Quantitative analysis of Auger lineshapes of oxidized iron

Abstract

A detailed data set of Fe(MNN) Auger lineshapes and O(511 eV)/Fe(LMM) Auger peak ratios for polycrystalline iron is reported as a function of oxygen exposure, and compared to corresponding X-ray photoelectron spectra. The data demonstrate that the Fe(MNN) lineshapes of Fe 3O 4 and Fe 2O 3 are extremely similar, and cannot be used to discriminate between these two oxides, except under nearly idealconditions. Other methods of determining iron oxidation states using relative heights of the Fe(LMM) peaks and O(KLL)/Fe(LMM) peak height ratios are critically evaluated.
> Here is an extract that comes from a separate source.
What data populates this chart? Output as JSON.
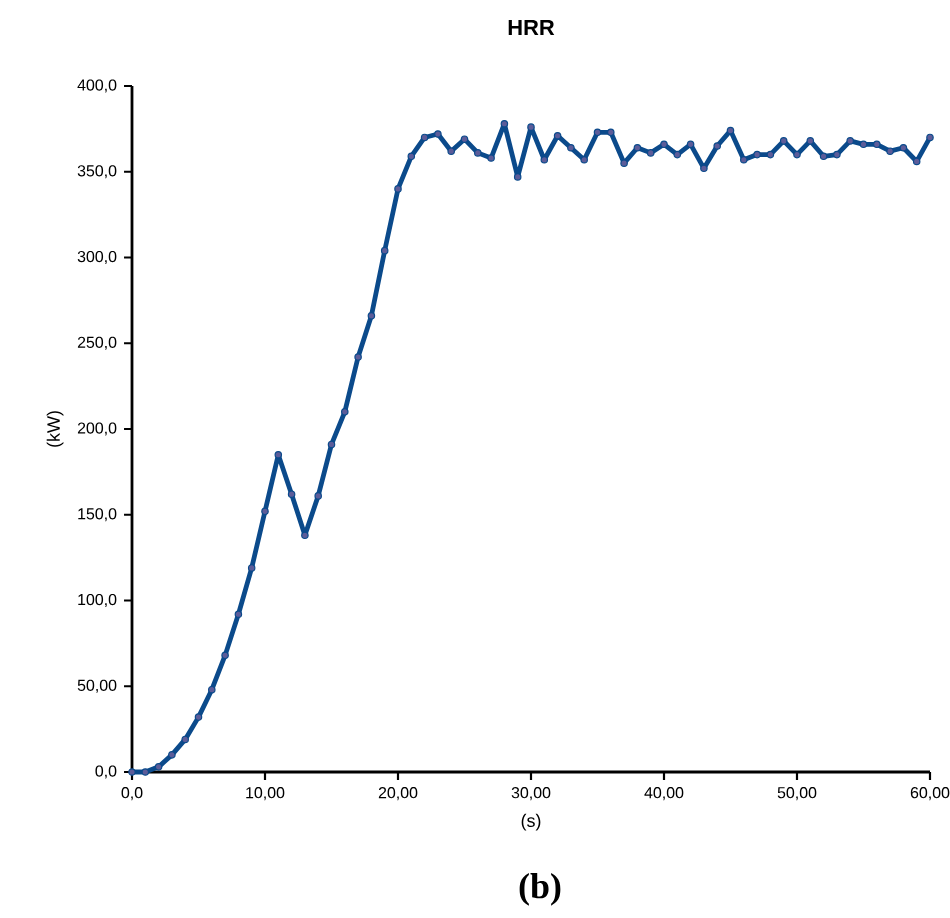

The data also demonstrate that although X-ray photoelectron spectroscopy is generally superior to Auger electron spectroscopy for determining iron oxidation states, the extreme surface sensitivity of the Fe(MNN) Auger peak provides certain advantages for analysis of the initial stages of iron oxidation. A methodology is discussed whereby this data set can be used to separate contributions to the O(511 eV) Auger peak due to iron oxides from contributions due to other oxides in multicomponent samples. In this manner, oxidation-state information can be obtained for individual components of multiple-element samples by Auger electron spectroscopy. In principle, this approach is applicable to transition-metal elements other than iron.